Puntuale anche questa settimana la consueta rubrica di libri de “L’Opinione delle Libertà” che dà voce e spazio ai volti noti e meno noti della letteratura italiana.

Questa settimana vi consigliamo “Una storia straordinaria” di Diego Galdino (Leggereditore).

Diego Galdino (classe 1971) vive a Roma e ogni mattina si alza, mentre la città ancora dorme, per aprire il suo bar dove tutti i giorni saluta i clienti con i caffè più fantasiosi della città. Autore di successo internazionale, Galdino è tradotto nei Paesi di lingua spagnola, in Polonia, Bulgaria e Serbia. Ha esordito con “Il primo caffè del mattino”, di cui sono stati venduti anche i diritti cinematografici in Germania. Successivamente ha pubblicato con Sperling & Kupfer “Mi arrivi come un sogno”, “Vorrei che l’amore avesse i tuoi occhi”, “Ti vedo per la prima volta”.

La Storia

Un racconto eccezionalmente commovente in cui la linea della vita prima si spezza e poi si ricongiunge raddoppiando la propria resistenza. A volte capita che, assorbiti dalla routine quotidiana, non ci si accorga di avere la strada per la felicità proprio davanti agli occhi.

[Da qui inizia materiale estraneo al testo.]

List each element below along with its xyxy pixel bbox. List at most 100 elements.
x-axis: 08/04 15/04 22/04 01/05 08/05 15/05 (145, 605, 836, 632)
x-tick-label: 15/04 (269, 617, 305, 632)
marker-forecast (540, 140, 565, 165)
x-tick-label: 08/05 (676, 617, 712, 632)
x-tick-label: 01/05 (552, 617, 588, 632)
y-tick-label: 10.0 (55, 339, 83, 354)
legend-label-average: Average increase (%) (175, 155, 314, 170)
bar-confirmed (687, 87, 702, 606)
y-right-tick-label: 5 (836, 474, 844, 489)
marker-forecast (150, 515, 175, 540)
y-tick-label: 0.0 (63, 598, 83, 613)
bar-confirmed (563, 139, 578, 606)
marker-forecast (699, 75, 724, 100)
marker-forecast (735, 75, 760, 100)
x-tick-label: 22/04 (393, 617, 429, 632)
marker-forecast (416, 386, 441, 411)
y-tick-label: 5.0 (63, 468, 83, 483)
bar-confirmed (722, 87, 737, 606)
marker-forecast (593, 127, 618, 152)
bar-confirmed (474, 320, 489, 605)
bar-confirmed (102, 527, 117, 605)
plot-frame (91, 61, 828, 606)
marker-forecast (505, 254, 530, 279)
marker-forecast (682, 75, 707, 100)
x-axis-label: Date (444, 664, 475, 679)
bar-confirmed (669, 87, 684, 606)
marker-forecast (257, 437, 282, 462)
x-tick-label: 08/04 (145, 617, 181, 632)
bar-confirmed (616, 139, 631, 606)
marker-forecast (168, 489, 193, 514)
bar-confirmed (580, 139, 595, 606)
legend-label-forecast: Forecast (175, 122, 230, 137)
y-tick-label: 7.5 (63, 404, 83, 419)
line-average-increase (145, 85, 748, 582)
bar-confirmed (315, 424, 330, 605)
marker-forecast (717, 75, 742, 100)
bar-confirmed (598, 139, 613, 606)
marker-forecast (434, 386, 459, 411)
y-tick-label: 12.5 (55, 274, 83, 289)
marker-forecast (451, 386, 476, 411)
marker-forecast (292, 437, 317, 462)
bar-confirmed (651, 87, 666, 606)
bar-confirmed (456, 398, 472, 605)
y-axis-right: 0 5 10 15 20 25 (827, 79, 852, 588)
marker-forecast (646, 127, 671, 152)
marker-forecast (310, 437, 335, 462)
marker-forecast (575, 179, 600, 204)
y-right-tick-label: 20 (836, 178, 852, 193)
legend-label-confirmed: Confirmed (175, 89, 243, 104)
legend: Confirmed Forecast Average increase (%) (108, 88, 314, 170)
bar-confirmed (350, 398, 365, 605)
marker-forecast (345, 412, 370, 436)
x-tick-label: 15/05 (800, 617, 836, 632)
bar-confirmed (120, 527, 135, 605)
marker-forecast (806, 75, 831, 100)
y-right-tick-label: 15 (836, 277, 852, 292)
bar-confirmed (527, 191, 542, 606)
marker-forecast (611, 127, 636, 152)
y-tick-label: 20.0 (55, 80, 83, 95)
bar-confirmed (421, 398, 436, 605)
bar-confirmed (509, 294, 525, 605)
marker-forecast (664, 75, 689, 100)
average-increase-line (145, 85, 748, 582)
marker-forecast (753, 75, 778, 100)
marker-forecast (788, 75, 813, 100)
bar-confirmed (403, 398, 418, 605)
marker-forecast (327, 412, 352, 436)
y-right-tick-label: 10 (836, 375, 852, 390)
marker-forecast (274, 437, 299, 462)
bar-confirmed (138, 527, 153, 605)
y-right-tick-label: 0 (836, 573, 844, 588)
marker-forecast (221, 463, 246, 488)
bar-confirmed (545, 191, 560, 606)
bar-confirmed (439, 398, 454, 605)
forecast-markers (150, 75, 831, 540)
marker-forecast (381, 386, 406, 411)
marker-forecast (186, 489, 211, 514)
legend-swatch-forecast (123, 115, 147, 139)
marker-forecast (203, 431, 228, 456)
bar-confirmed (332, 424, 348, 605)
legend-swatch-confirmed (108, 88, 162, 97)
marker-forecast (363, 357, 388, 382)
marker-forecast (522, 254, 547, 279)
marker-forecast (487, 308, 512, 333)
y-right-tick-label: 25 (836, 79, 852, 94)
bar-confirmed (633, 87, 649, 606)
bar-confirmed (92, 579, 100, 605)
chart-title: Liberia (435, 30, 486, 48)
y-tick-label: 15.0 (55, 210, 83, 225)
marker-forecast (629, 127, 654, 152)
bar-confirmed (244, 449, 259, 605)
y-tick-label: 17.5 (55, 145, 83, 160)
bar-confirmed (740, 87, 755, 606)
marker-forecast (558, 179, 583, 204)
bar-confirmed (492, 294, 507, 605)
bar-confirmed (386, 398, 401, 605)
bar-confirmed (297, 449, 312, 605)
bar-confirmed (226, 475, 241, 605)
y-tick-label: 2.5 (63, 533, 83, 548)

“Luca e Silvia sono due ragazzi come tanti che vivono vite normali, apparentemente distanti. Eppure ogni giorno si sfiorano, si ascoltano, si vedono. I sensi percepiscono la presenza dell’altro senza riconoscersi, fino a quando qualcosa interrompe il flusso costante della vita: Luca perde la vista e Silvia viene aggredita in un parcheggio. La loro vita, sconvolta, li porta a chiudersi in un’altra realtà e il destino sembra dimenticarsi di loro. Tuttavia, due anni dopo, la loro grande passione, il cinema, li fa incontrare per la prima volta e Luca e Silvia finiscono seduti uno accanto all’altra alla prima di un film d’amore. I due protagonisti, feriti dalle vicissitudini degli eventi passati, si ritrovano, così, loro malgrado, a vivere una storia fuori dall’ordinario. Ma l’amore può essere tanto potente da superare i confini dei nostri limiti e delle nostre paure?”.

Una storia che sorprende e sconvolge con un punto di rottura violento e spietato, in grado di far perdere ogni riferimento, disorientando protagonisti e lettore, scombussolando tutto ciò che avevamo immaginato. Luca e Silvia vengono messi alla prova dalla vita e rispondo positivamente anche nel momento di maggiore sconforto, mostrando grande resilienza e forzando la mano su quello che pareva un destino beffardo.

Diego Galdino colpisce ancora, dando vita ad un intreccio narrativo di intensa suggestione.